With an increasing demand for faster and larger aircraft, demand for titanium allows are increasing as materials for primary structural members of aircraft such as outer plating, frames and joint fittings and fastening members (fasteners).
Fasteners such as bolts and nuts are used under harsh conditions where they are repeatedly subjected to various stresses including thermal stress. Because the contact potential difference between titanium alloys and carbon fiber reinforced plastics is small, titanium alloys are less likely to corrode when brought into contact with such plastics. Thus titanium alloys are used as materials of fastening parts (fasteners) such as bolts and nuts for fixing together laminates made of carbon fiber reinforced plastics and forming center wings, main wings and tails of aircraft.
Properties required for such fasteners include predetermined wear resistance as threaded members, and sliding properties in order to ensure necessary tightening torque from the design viewpoint. In order to fulfill these requirements, fastening parts made of titanium alloys have their surfaces subjected to plasma carburizing treatment.
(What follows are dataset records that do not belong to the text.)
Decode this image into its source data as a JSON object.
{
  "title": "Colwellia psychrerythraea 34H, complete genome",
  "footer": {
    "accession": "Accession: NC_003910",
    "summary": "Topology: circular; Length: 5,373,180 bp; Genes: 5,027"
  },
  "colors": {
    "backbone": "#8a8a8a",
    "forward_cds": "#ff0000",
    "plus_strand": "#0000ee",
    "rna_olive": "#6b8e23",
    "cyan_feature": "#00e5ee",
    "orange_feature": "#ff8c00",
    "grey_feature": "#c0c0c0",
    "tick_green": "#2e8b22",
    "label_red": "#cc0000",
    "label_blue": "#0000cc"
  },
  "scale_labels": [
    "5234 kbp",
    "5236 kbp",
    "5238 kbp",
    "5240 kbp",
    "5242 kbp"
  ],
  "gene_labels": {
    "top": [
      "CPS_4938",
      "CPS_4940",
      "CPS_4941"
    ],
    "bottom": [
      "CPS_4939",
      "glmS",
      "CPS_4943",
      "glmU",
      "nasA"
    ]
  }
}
When titanium metal is subjected to plasma carburizing treatment, accelerated activated carbon ions collide against and stick to the surface of the titanium metal, and then diffuse into the titanium metal thereafter. Otherwise, the moment the carbon ions collide against the surface of the titanium metal, they are driven into the titanium metal. In either case, a hard layer of a metal carbide such TiC is formed on the surface of the titanium metal.
Carburizing treatment is performed e.g. by cleaning the surface of titanium metal, and subjecting the titanium metal to plasma carburizing treatment in an atmosphere containing hydrocarbon gas and kept at 0.5 to 15 torr and 700 to 1100° C. so that the titanium metal maintains its inherent strength (see the below-identified Patent document 1).
It is also known, in order to improve the corrosion resistance and the wear resistance, to form a dense film of a titanium oxide on the surface of titanium metal and then subject the surface of the titanium oxide to plasma heat treatment in an atmosphere containing a hydrocarbon gas and kept at 0.1 to 30 torr and 400 to 1100° C., thereby efficiently forming a high-quality glass-like carbon film (see the below-identified Patent document 2).
Glass-like carbon is a non-directional aggregation of hexagonal planes measuring several nanometers, which are basic units of graphite materials. Glass-like carbon is also known as amorphous carbon (or “non-graphitizable carbon) because no graphite structure develops even if heated to around 3000° C.